Early on, the goal is simple: "Make one trade, survive one trade." No need for explosive profits, just focus on staying alive.
**Third trick: Set stop-losses in advance, never change your mind on the spot**
This is the most overlooked but also the most important.
Control maximum loss per trade within 5%-7% of the account. For a 1000U account, no single stop-loss should exceed 50-70U. Some think this is too conservative—then I ask you, do you want to gamble for quick gains or slowly grow your account to five figures?
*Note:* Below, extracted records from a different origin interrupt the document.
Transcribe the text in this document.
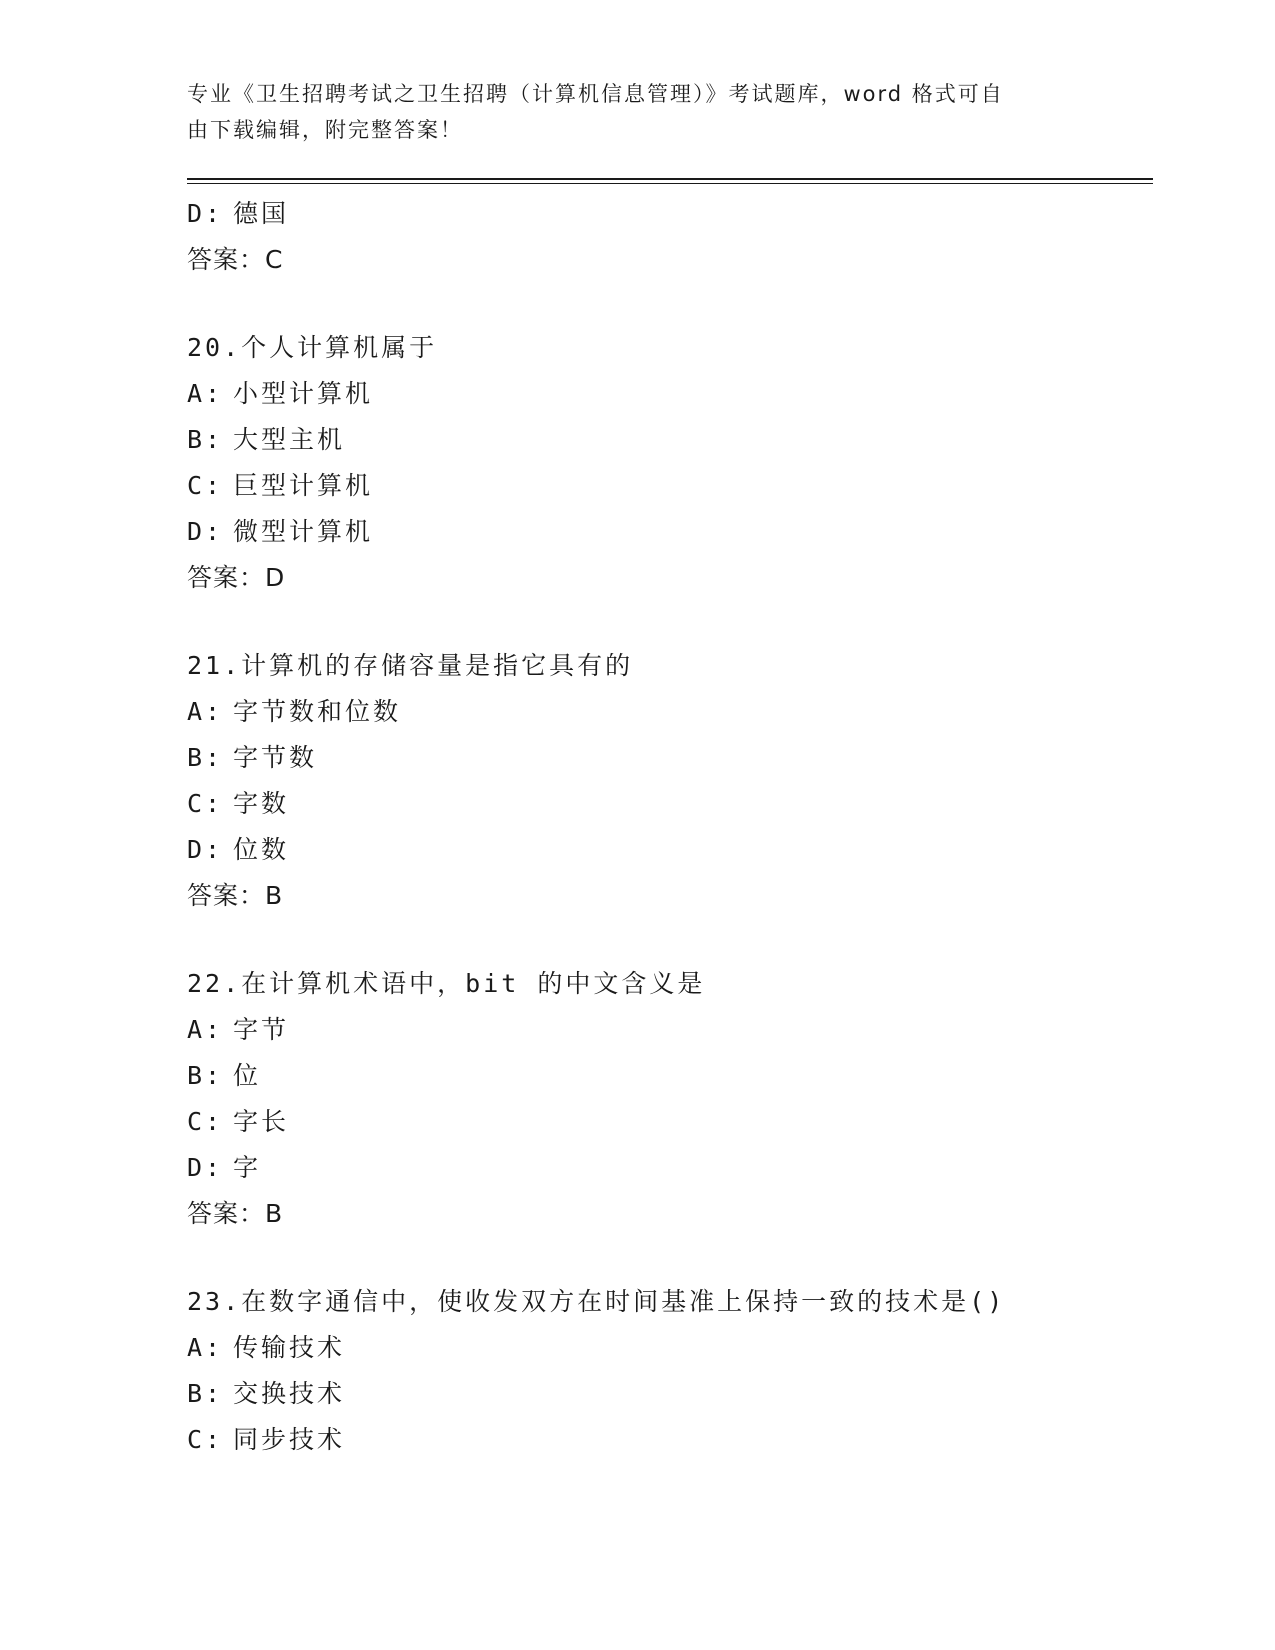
专业《卫生招聘考试之卫生招聘（计算机信息管理）》考试题库，word 格式可自
由下载编辑，附完整答案！
D: 德国
答案：C
20.个人计算机属于
A: 小型计算机
B: 大型主机
C: 巨型计算机
D: 微型计算机
答案：D
21.计算机的存储容量是指它具有的
A: 字节数和位数
B: 字节数
C: 字数
D: 位数
答案：B
22.在计算机术语中，bit 的中文含义是
A: 字节
B: 位
C: 字长
D: 字
答案：B
23.在数字通信中，使收发双方在时间基准上保持一致的技术是()
A: 传输技术
B: 交换技术
C: 同步技术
Your choice determines your outcome.
**Fourth trick: Find rhythm in taking profits, avoid greed**
Take 30-50 points in small swings and exit; don't wait to eat the last centimeter; look for 80-150 points in larger trends; for medium-term trades, seek opportunities with a risk-reward ratio above 3:1—that kind of structured thinking allows you to keep making money instead of making one big profit and losing three times.
**Fifth trick: Stage your account and strategies**
When your account grows to 3000U, it's time to adjust your approach.
From 1000U to 3000U: keep individual positions within 500U, and control maximum risk per trade at 5%-7% of the account.
Above 3000U: you can raise individual position size to 800-1000U, but reduce maximum risk per trade to 3%-5%, and keep staged drawdowns within 15% of the account.
In other words: preserve capital in the small-money phase, accelerate growth in the medium-money phase, and protect profits in the large-money phase. The priorities differ at each stage.
**Sixth trick: Take profits and lock in gains after each doubling**
Go from 1000U to 3000U, take out 500U first. This is not greed, but wisdom. It reduces psychological pressure, allows you to withstand drawdowns, and makes your account curve more stable.
Only if you're alive do you have the qualification to continue growing your account. There's no fancy trick here—it's just plain common sense.
**Final words**
If you really want to try this method, follow this rhythm and work steadily for 30 days. Don't keep asking others "Can I double my account?" Your account curve will speak for itself.